Thinking about this more: one option of the three parts is NeuralModel (this is AC right?), BackgroundModel (this is going to be bf or the ring model of the background), and Residual (this is basically Y-NeuralModel-BackgroundModel, so is basically the error term, all the stuff the model doesn't capture, so isn't really technically part of the model at all).

Or even "movie" . So something like NeuralMovie, BackgroundMovie, and ResidualMovie (maybe bad, just spitballing again).

I'm not a huge fan of Movie, but Caiman already uses the term so maybe we're committed to it. I wonder if an interesting first term might be Focus, e.g. MovieFocus, MovieBackg, MovieResids

EricThomson commented 1 year ago

So I guess we've arrived at ModelMovie, MovelBackground, ModelResiduals ? @EricThomson

Thinking about this more: one option of the three parts is NeuralModel (this is AC right?), BackgroundModel (this is going to be bf or the ring model of the background), and Residual (this is basically Y-NeuralModel-BackgroundModel, so is basically the error term, all the stuff the model doesn't capture, so isn't really technically part of the model at all). Or even "movie" . So something like NeuralMovie, BackgroundMovie, and ResidualMovie (maybe bad, just spitballing again).

I'm not a huge fan of Movie, but Caiman already uses the term so maybe we're committed to it. I wonder if an interesting first term might be Focus, e.g. MovieFocus, MovieBackg, MovieResids

Actually good point that these could get confused with caiman movie object, and one reason I didn't like it is that it is slipping back to naming metadata (what it is) rather than what type of information it contains. That is, the info the three terms contain is the model's predictions of neural activity, the model's predictions of background activity, and the residual (i.e., the stuff the model leaves out, the error term).

pgunn commented 1 year ago

Actually good point that these could get confused with caiman movie object, and one reason I didn't like it is that it is slipping back to naming metadata (what it is) rather than what type of information it contains. That is, the info the three terms contain is the model's predictions of neural activity, the model's predictions of background activity, and the residual (i.e., the stuff the model leaves out, the error term).

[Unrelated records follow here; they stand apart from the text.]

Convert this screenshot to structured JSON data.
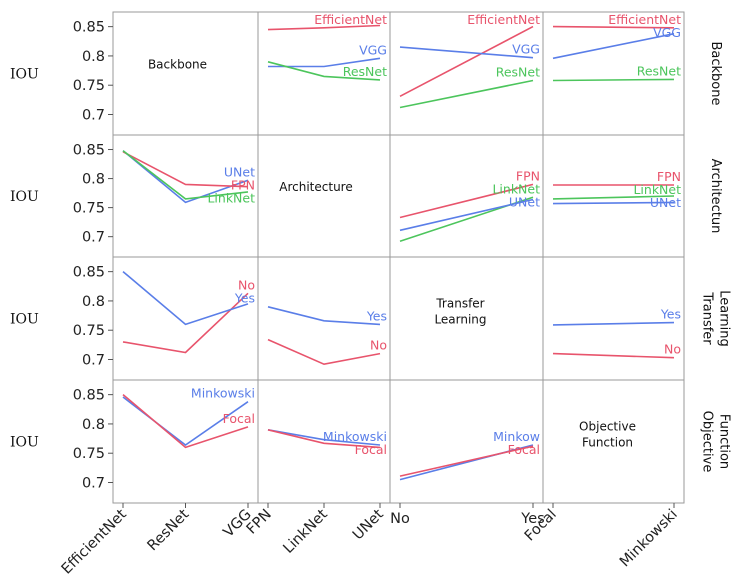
{
  "chart_data": {
    "type": "line",
    "title": "",
    "ylabel": "IOU",
    "ylim": [
      0.665,
      0.875
    ],
    "yticks": [
      "0.85",
      "0.8",
      "0.75",
      "0.7"
    ],
    "factors": [
      {
        "name": "Backbone",
        "diag_label": "Backbone",
        "row_label": "Backbone",
        "levels": [
          "EfficientNet",
          "ResNet",
          "VGG"
        ]
      },
      {
        "name": "Architecture",
        "diag_label": "Architecture",
        "row_label": "Architectun",
        "levels": [
          "FPN",
          "LinkNet",
          "UNet"
        ]
      },
      {
        "name": "Transfer Learning",
        "diag_label": "Transfer Learning",
        "row_label": "Transfer Learning",
        "levels": [
          "No",
          "Yes"
        ]
      },
      {
        "name": "Objective Function",
        "diag_label": "Objective Function",
        "row_label": "Objective Function",
        "levels": [
          "Focal",
          "Minkowski"
        ]
      }
    ],
    "panels": [
      {
        "row": 0,
        "col": 1,
        "series": [
          {
            "name": "EfficientNet",
            "color": "#e8546c",
            "values": [
              0.845,
              0.848,
              0.852
            ]
          },
          {
            "name": "VGG",
            "color": "#5a7ee8",
            "values": [
              0.782,
              0.782,
              0.796
            ]
          },
          {
            "name": "ResNet",
            "color": "#4cc55c",
            "values": [
              0.79,
              0.765,
              0.759
            ]
          }
        ]
      },
      {
        "row": 0,
        "col": 2,
        "series": [
          {
            "name": "EfficientNet",
            "color": "#e8546c",
            "values": [
              0.731,
              0.85
            ]
          },
          {
            "name": "VGG",
            "color": "#5a7ee8",
            "values": [
              0.815,
              0.797
            ]
          },
          {
            "name": "ResNet",
            "color": "#4cc55c",
            "values": [
              0.712,
              0.758
            ]
          }
        ]
      },
      {
        "row": 0,
        "col": 3,
        "series": [
          {
            "name": "EfficientNet",
            "color": "#e8546c",
            "values": [
              0.85,
              0.848
            ]
          },
          {
            "name": "VGG",
            "color": "#5a7ee8",
            "values": [
              0.796,
              0.838
            ]
          },
          {
            "name": "ResNet",
            "color": "#4cc55c",
            "values": [
              0.758,
              0.76
            ]
          }
        ]
      },
      {
        "row": 1,
        "col": 0,
        "series": [
          {
            "name": "UNet",
            "color": "#5a7ee8",
            "values": [
              0.848,
              0.759,
              0.797
            ]
          },
          {
            "name": "FPN",
            "color": "#e8546c",
            "values": [
              0.846,
              0.79,
              0.786
            ]
          },
          {
            "name": "LinkNet",
            "color": "#4cc55c",
            "values": [
              0.848,
              0.765,
              0.777
            ]
          }
        ]
      },
      {
        "row": 1,
        "col": 2,
        "series": [
          {
            "name": "FPN",
            "color": "#e8546c",
            "values": [
              0.733,
              0.79
            ]
          },
          {
            "name": "LinkNet",
            "color": "#4cc55c",
            "values": [
              0.692,
              0.768
            ]
          },
          {
            "name": "UNet",
            "color": "#5a7ee8",
            "values": [
              0.711,
              0.764
            ]
          }
        ]
      },
      {
        "row": 1,
        "col": 3,
        "series": [
          {
            "name": "FPN",
            "color": "#e8546c",
            "values": [
              0.789,
              0.789
            ]
          },
          {
            "name": "LinkNet",
            "color": "#4cc55c",
            "values": [
              0.765,
              0.77
            ]
          },
          {
            "name": "UNet",
            "color": "#5a7ee8",
            "values": [
              0.757,
              0.759
            ]
          }
        ]
      },
      {
        "row": 2,
        "col": 0,
        "series": [
          {
            "name": "No",
            "color": "#e8546c",
            "values": [
              0.73,
              0.712,
              0.813
            ]
          },
          {
            "name": "Yes",
            "color": "#5a7ee8",
            "values": [
              0.85,
              0.76,
              0.795
            ]
          }
        ]
      },
      {
        "row": 2,
        "col": 1,
        "series": [
          {
            "name": "Yes",
            "color": "#5a7ee8",
            "values": [
              0.79,
              0.766,
              0.76
            ]
          },
          {
            "name": "No",
            "color": "#e8546c",
            "values": [
              0.734,
              0.692,
              0.71
            ]
          }
        ]
      },
      {
        "row": 2,
        "col": 3,
        "series": [
          {
            "name": "Yes",
            "color": "#5a7ee8",
            "values": [
              0.759,
              0.763
            ]
          },
          {
            "name": "No",
            "color": "#e8546c",
            "values": [
              0.71,
              0.703
            ]
          }
        ]
      },
      {
        "row": 3,
        "col": 0,
        "series": [
          {
            "name": "Minkowski",
            "color": "#5a7ee8",
            "values": [
              0.846,
              0.764,
              0.838
            ]
          },
          {
            "name": "Focal",
            "color": "#e8546c",
            "values": [
              0.85,
              0.76,
              0.795
            ]
          }
        ]
      },
      {
        "row": 3,
        "col": 1,
        "series": [
          {
            "name": "Minkowski",
            "color": "#5a7ee8",
            "values": [
              0.79,
              0.773,
              0.764
            ]
          },
          {
            "name": "Focal",
            "color": "#e8546c",
            "values": [
              0.79,
              0.767,
              0.76
            ]
          }
        ]
      },
      {
        "row": 3,
        "col": 2,
        "series": [
          {
            "name": "Minkow",
            "color": "#5a7ee8",
            "values": [
              0.705,
              0.764
            ]
          },
          {
            "name": "Focal",
            "color": "#e8546c",
            "values": [
              0.711,
              0.762
            ]
          }
        ]
      }
    ]
  }
}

On that narrow point, I don't think it's bad (at all) to name classes partly by implementation details (provided the name doesn't get too long). It's super common in programming to do so ; the distinction between an int and a long is entirely implementation details even though both are meant to hold numbers. There are commonly a few ways to represent something anyhow, and they often should have distinct names based on the how.

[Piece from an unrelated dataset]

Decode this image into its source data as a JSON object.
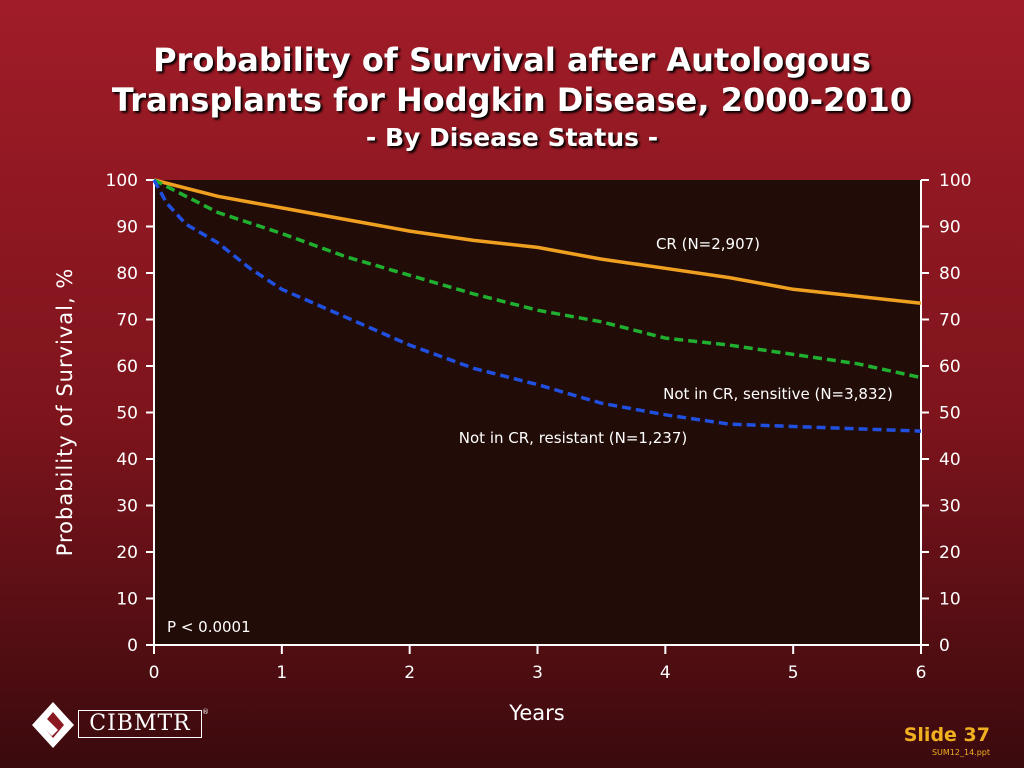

EricThomson commented 1 year ago

Actually good point that these could get confused with caiman movie object, and one reason I didn't like it is that it is slipping back to naming metadata (what it is) rather than what type of information it contains. That is, the info the three terms contain is the model's predictions of neural activity, the model's predictions of background activity, and the residual (i.e., the stuff the model leaves out, the error term).

On that narrow point, I don't think it's bad (at all) to name classes partly by implementation details (provided the name doesn't get too long). It's super common in programming to do so ; the distinction between an int and a long is entirely implementation details even though both are meant to hold numbers. There are commonly a few ways to represent something anyhow, and they often should have distinct names based on the how.

Yes, but here we are arguing about space so want to eliminate words, and in Python it is considered a code smell to name variables with type flags e.g., data_float. But foolish consistency and all that -- it can sometimes be useful.